Reading nature of 244 "The act of reading establishes an intimate, physical relationship in which all the senses have a part: the eyes drawing the words from the page, the ears echoing the sounds being read, the nose inhaling the familiar scent of paper, glue, ink, cardboard or leather, the touch caressing the rough or soft page, the smooth or hard binding; even the taste, at times, when the reader’s fingers are lifted to the tongue (which is how the murderer poisons his victims in Umberto Eco’s The Name of the Rose)." Manguel, A History of Reading. About as thorough a description of reading as you will find. RayS.

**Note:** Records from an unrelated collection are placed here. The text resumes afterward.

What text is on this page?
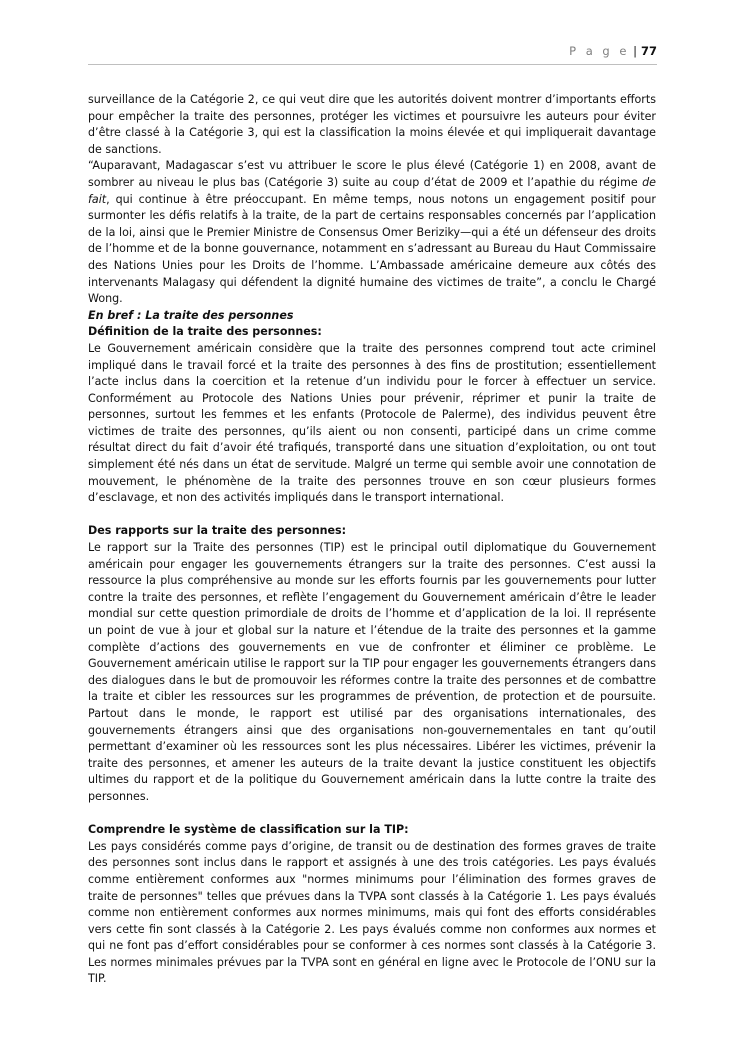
P a g e | 77

surveillance de la Catégorie 2, ce qui veut dire que les autorités doivent montrer d’importants efforts pour empêcher la traite des personnes, protéger les victimes et poursuivre les auteurs pour éviter d’être classé à la Catégorie 3, qui est la classification la moins élevée et qui impliquerait davantage de sanctions.

“Auparavant, Madagascar s’est vu attribuer le score le plus élevé (Catégorie 1) en 2008, avant de sombrer au niveau le plus bas (Catégorie 3) suite au coup d’état de 2009 et l’apathie du régime de fait, qui continue à être préoccupant. En même temps, nous notons un engagement positif pour surmonter les défis relatifs à la traite, de la part de certains responsables concernés par l’application de la loi, ainsi que le Premier Ministre de Consensus Omer Beriziky—qui a été un défenseur des droits de l’homme et de la bonne gouvernance, notamment en s’adressant au Bureau du Haut Commissaire des Nations Unies pour les Droits de l’homme. L’Ambassade américaine demeure aux côtés des intervenants Malagasy qui défendent la dignité humaine des victimes de traite”, a conclu le Chargé Wong.

En bref : La traite des personnes

Définition de la traite des personnes:

Le Gouvernement américain considère que la traite des personnes comprend tout acte criminel impliqué dans le travail forcé et la traite des personnes à des fins de prostitution; essentiellement l’acte inclus dans la coercition et la retenue d’un individu pour le forcer à effectuer un service. Conformément au Protocole des Nations Unies pour prévenir, réprimer et punir la traite de personnes, surtout les femmes et les enfants (Protocole de Palerme), des individus peuvent être victimes de traite des personnes, qu’ils aient ou non consenti, participé dans un crime comme résultat direct du fait d’avoir été trafiqués, transporté dans une situation d’exploitation, ou ont tout simplement été nés dans un état de servitude. Malgré un terme qui semble avoir une connotation de mouvement, le phénomène de la traite des personnes trouve en son cœur plusieurs formes d’esclavage, et non des activités impliqués dans le transport international.

Des rapports sur la traite des personnes:

Le rapport sur la Traite des personnes (TIP) est le principal outil diplomatique du Gouvernement américain pour engager les gouvernements étrangers sur la traite des personnes. C’est aussi la ressource la plus compréhensive au monde sur les efforts fournis par les gouvernements pour lutter contre la traite des personnes, et reflète l’engagement du Gouvernement américain d’être le leader mondial sur cette question primordiale de droits de l’homme et d’application de la loi. Il représente un point de vue à jour et global sur la nature et l’étendue de la traite des personnes et la gamme complète d’actions des gouvernements en vue de confronter et éliminer ce problème. Le Gouvernement américain utilise le rapport sur la TIP pour engager les gouvernements étrangers dans des dialogues dans le but de promouvoir les réformes contre la traite des personnes et de combattre la traite et cibler les ressources sur les programmes de prévention, de protection et de poursuite. Partout dans le monde, le rapport est utilisé par des organisations internationales, des gouvernements étrangers ainsi que des organisations non-gouvernementales en tant qu’outil permettant d’examiner où les ressources sont les plus nécessaires. Libérer les victimes, prévenir la traite des personnes, et amener les auteurs de la traite devant la justice constituent les objectifs ultimes du rapport et de la politique du Gouvernement américain dans la lutte contre la traite des personnes.

Comprendre le système de classification sur la TIP:

Les pays considérés comme pays d’origine, de transit ou de destination des formes graves de traite des personnes sont inclus dans le rapport et assignés à une des trois catégories. Les pays évalués comme entièrement conformes aux "normes minimums pour l’élimination des formes graves de traite de personnes" telles que prévues dans la TVPA sont classés à la Catégorie 1. Les pays évalués comme non entièrement conformes aux normes minimums, mais qui font des efforts considérables vers cette fin sont classés à la Catégorie 2. Les pays évalués comme non conformes aux normes et qui ne font pas d’effort considérables pour se conformer à ces normes sont classés à la Catégorie 3. Les normes minimales prévues par la TVPA sont en général en ligne avec le Protocole de l’ONU sur la TIP.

Reading process 23 "…the act of reading itself…skips chapters, browses, selects, rereads, refuses to follow conventional order." Manguel, A History of Reading. The Reading process. RayS.


Reading process 34 "How does the act of apprehending letters relate to a process that involves not only sight and perception but inference, judgment, memory, recognition, knowledge, experience, practice?" Manguel, A History of Reading. The complexity of reading. RayS.

Monday, November 9, 2009

Quotes: Reading (11).

Reading listening 348 "She caught every syllable with panting eagerness." Austen. [She was reading a letter.]


Reading medium 23 "…by the first makers of books, who found the methods of scroll-reading (like the methods we now use to read on our computers) too limiting and cumbersome, and offered us instead the possibility of flipping through pages and scribbling in margins." Manguel, A History of Reading. I don't like reading scrolls and, therefore, I find reading anything of any length on the computer to be uncomfortable.


Reading nature of 10 "The Canadian essayist Stan Persky once said to me that ‘for readers, there must be a million autobiographies,’ since we seem to find, in book after book, the traces of our lives." Manguel, A History of Reading. Books call up memories of our experiences.


Reading nature of 10 "Reading gave me an excuse for privacy." Manguel, A History of Reading.


Reading nature of 21 "Something in the relationship between a reader and a book is recognized as wise and fruitful, but it is also seen as disdainfully exclusive and excluding…." Manguel, A History of Reading. I have encountered the latter attitude from, of all people, my mother who taught me to read by reading to me.

Friday, November 6, 2009

Quotes: Reading (10).

Reading interpretation 86 "…implied that not one but a near infinity of readings was possible." [I think by "readings" he means "interpretations." RayS.] Manguel, A History of Reading.


Reading interpretation 89 "Two different ways of reading the Bible developed among Jewish scholars in the sixteenth century…Sephardic schools of Spain and North Africa preferred to summarize the contents of a passage with little discussion of the details that composed it…the Ashkenazi schools based largely in France, Poland, and the Germanic countries analyzed every line and every word, searching for every possible sense." Manguel, A History of Reading.


Reading interpretation 93 "Kafka has been read literally, allegorically, politically, psychologically." Manguel, A History of Reading.


Reading interpretation 173 " …no reading can ever be definitive." Manguel, A History of Reading.


Reading learning how 71 "Medieval Jewish society: …biblical verses were written on peeled hard-boiled eggs and on honey cakes, which the child would eat after reading the verses out loud to the teacher." Manguel, A History of Reading. [The "reward" school of motivation.]